Benes networks are non blocking networks. That is, given any permutation between the N inputs and N outputs of the network, the switches of the network can be set to connect the inputs to the specified outputs. This property of the Benes networks makes them particularly attractive for interprocessor communication in SIMD machines. Because of the non-blocking nature of Benes networks, the communication latencies are always constant, and therefore communication over the network can be synchronized with the calculations being performed by the processors on an instruction by instruction basis. This results in very low hardware and software overhead in communication, and communication can be effectively overlapped with calculations.
Several algorithms are known for finding a switch setting for a Benes network so that a given permutation will be realized on the network.
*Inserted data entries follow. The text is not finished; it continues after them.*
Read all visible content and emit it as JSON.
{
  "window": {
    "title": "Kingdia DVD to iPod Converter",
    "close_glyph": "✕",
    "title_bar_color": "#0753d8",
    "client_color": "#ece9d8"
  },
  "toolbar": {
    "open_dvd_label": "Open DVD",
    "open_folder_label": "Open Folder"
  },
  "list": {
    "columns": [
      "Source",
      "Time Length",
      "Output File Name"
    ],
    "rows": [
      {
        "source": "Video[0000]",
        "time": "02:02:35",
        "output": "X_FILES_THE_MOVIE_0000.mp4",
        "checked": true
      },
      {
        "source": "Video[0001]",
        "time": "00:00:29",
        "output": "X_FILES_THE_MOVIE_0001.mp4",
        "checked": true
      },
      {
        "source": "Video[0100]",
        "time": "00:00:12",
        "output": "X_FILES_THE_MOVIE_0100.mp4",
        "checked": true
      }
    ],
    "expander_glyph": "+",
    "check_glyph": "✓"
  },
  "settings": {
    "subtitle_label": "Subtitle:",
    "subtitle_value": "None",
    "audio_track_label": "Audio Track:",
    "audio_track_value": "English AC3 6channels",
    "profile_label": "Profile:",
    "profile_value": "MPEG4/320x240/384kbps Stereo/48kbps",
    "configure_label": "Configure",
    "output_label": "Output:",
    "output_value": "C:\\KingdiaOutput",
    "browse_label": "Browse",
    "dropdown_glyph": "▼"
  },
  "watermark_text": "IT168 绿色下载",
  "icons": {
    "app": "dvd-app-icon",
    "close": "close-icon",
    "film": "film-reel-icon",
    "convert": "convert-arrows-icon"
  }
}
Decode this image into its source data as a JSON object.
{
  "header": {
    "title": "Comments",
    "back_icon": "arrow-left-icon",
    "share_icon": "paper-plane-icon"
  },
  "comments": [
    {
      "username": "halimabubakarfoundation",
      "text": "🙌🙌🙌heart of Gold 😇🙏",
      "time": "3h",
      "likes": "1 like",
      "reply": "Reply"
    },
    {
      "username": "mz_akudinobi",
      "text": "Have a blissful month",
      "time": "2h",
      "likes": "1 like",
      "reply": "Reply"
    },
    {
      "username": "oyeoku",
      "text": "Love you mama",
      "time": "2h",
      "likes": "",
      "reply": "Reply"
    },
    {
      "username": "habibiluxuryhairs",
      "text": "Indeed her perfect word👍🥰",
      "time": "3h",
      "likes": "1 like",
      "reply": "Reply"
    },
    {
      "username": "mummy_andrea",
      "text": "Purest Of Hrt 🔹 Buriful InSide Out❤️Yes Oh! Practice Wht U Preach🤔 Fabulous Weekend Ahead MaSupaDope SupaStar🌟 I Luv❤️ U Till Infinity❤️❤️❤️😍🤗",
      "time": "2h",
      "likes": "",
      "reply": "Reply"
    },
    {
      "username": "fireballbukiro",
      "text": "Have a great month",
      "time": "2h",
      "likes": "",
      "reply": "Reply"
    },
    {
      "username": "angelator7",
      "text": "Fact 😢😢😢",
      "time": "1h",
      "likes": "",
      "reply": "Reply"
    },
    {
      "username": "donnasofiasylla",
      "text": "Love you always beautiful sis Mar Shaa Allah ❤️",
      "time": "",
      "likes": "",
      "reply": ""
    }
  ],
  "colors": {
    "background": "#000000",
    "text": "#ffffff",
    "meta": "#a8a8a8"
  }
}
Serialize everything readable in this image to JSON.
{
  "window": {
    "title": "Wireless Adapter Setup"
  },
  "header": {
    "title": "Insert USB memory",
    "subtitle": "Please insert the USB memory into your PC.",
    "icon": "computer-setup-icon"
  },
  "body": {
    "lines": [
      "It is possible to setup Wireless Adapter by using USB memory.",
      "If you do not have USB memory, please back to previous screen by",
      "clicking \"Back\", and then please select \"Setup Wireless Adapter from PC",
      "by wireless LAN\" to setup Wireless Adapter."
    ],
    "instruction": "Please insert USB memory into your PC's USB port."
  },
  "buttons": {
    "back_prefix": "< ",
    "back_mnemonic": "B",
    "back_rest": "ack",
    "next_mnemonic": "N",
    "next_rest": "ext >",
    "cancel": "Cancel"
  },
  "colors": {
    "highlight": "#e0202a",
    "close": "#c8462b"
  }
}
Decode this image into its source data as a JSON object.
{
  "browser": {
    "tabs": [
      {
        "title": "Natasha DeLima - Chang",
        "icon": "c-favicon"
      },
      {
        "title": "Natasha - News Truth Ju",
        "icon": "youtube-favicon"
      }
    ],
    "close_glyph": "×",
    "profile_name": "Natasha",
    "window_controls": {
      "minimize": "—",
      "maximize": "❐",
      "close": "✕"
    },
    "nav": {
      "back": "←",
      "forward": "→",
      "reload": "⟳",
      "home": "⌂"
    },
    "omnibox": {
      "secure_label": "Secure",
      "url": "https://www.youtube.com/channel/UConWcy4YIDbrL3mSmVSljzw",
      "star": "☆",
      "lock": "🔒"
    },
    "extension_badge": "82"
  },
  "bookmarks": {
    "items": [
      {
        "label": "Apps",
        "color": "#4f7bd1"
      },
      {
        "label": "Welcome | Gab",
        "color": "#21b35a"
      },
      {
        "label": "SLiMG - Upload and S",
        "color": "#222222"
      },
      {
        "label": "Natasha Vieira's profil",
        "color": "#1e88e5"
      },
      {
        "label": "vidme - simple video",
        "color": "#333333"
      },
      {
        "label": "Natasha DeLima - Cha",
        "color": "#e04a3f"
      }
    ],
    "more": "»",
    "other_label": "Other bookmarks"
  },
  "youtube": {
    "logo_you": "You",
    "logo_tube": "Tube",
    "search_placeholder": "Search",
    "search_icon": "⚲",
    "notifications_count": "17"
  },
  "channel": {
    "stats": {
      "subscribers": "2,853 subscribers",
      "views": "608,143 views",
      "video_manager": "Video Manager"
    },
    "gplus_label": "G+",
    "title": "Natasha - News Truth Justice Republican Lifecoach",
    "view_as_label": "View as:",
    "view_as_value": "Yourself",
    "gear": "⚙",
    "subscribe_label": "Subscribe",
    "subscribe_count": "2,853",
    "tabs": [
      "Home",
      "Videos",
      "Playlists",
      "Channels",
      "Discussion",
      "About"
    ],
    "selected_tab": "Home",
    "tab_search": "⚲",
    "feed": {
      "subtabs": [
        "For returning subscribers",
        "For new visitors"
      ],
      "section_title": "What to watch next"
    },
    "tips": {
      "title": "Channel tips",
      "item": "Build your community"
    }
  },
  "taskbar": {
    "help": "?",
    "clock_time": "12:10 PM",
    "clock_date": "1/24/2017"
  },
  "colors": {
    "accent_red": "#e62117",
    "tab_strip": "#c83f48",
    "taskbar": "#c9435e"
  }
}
All these algorithms require several hundred thousand instructions to find the switch setting for one communication pattern in a 576.times.576 network. Therefore, to efficiently execute a program on a SIMD machine with a Benes network, the communication patterns used in the program must be identified either at compile time, or at least several hundred thousand cycles prior to their actual use during the execution of the program. If a large number of communication patterns get defined dynamically during the execution of a program, each of the communication patterns should be used several hundred thousand times to amortize the delay in calculating the switch setting for it.
While most applications, when programmed on SIMD machines, require only compile time identifiable communication patterns, some applications (such as those which employ adaptive grid refinement) fail to meet this criterion. In these applications the communication patterns are defined during the execution of a program shortly before their use, and they are used relatively few times. To execute such programs efficiently on a SIMD machine with a Benes network, it is important to have a method for finding the switch settings in a much shorter time.
Thus, Benes networks are very effective in providing inter-processor communication in SIMD parallel machines, provided the communication patterns are compile-time determinable. These networks are ill suited when communication patterns are dynamically varying, however, because of the long set up time requirements. The present invention is a method for efficiently handling dynamically-varying communication patterns.